It sure took the FPPC long enough to decide, and as the FPPC notes in its press release, its rules now remain in effect for the pendency of the appeal (unless, as seems possible, Citizens/Schwarzenegger get an injunction preventing enforcement of the regulation pending appeal—though it looks like the plaintiffs disagree with the FPPC position on what happens pending appeal.) Thanks to Jeremy Thompson for the pointer. A brief Bee story is here.
This is a very important case. I think there is a fair chance that an appeals court agrees with the lower court that these regulations cannot be enforced so as to limit contributions to candiate-controlled ballot measure campaigns in California. But that’s not because such limits are unconstitutional. I’ve argued that such limits likely are now constitutional. But there are serious questions as to whether the FPPC had the authority to enact the regulation and whether its particular wording creates unacceptable amounts of vagueness.
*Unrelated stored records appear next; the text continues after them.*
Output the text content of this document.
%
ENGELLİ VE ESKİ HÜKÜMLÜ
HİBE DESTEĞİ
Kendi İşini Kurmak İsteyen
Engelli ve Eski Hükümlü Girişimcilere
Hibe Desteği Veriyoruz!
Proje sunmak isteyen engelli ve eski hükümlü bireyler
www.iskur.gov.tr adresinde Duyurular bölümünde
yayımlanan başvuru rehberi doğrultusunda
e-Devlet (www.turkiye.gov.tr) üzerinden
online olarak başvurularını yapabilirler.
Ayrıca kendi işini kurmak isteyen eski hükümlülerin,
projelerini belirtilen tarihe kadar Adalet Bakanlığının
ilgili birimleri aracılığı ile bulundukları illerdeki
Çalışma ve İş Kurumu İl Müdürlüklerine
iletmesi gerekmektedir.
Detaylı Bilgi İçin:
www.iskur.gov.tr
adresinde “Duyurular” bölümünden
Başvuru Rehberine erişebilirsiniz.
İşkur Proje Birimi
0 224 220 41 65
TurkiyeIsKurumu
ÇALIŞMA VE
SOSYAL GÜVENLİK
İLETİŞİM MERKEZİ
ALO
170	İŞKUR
I hope that any appellate court opinion will go out of its way to note that a properly enacted and less vague statute can survive constitutional muster in light of McConnell and despite the Citizens Against Rent Control case.
UPDATE: Fred Woocher (whose opinion I respect a great deal) has posted the following remarks on the election law listserv (reprinted with permission):
- I have not been able to find a copy of the FPPC’s notice of appeal, and I therefore have not been able to see if the agency cites anything in support of its argument that the Superior Court’s ruling is stayed during the pendency of the appeal, but I do not see why that would be the case. The Superior Court, if I understand the ruling correctly, issued a preliminary injunction prohibiting the FPPC from enforcing the challenged regulation pending a full trial on the merits. Under California law, the filing of a notice of appeal from the granting of a prohibitory injunction — temporary, preliminary, or permanent — does not typically stay the trial court’s order. By contrast, the filing of an appeal from a mandatory injunction — that is, an injunction that ordered the agency to do something that it was not otherwise doing — would stay the trial court decision.
Unless I’m missing something, I think the plaintiffs are clearly correct and the FPPC is just blowing smoke on this one.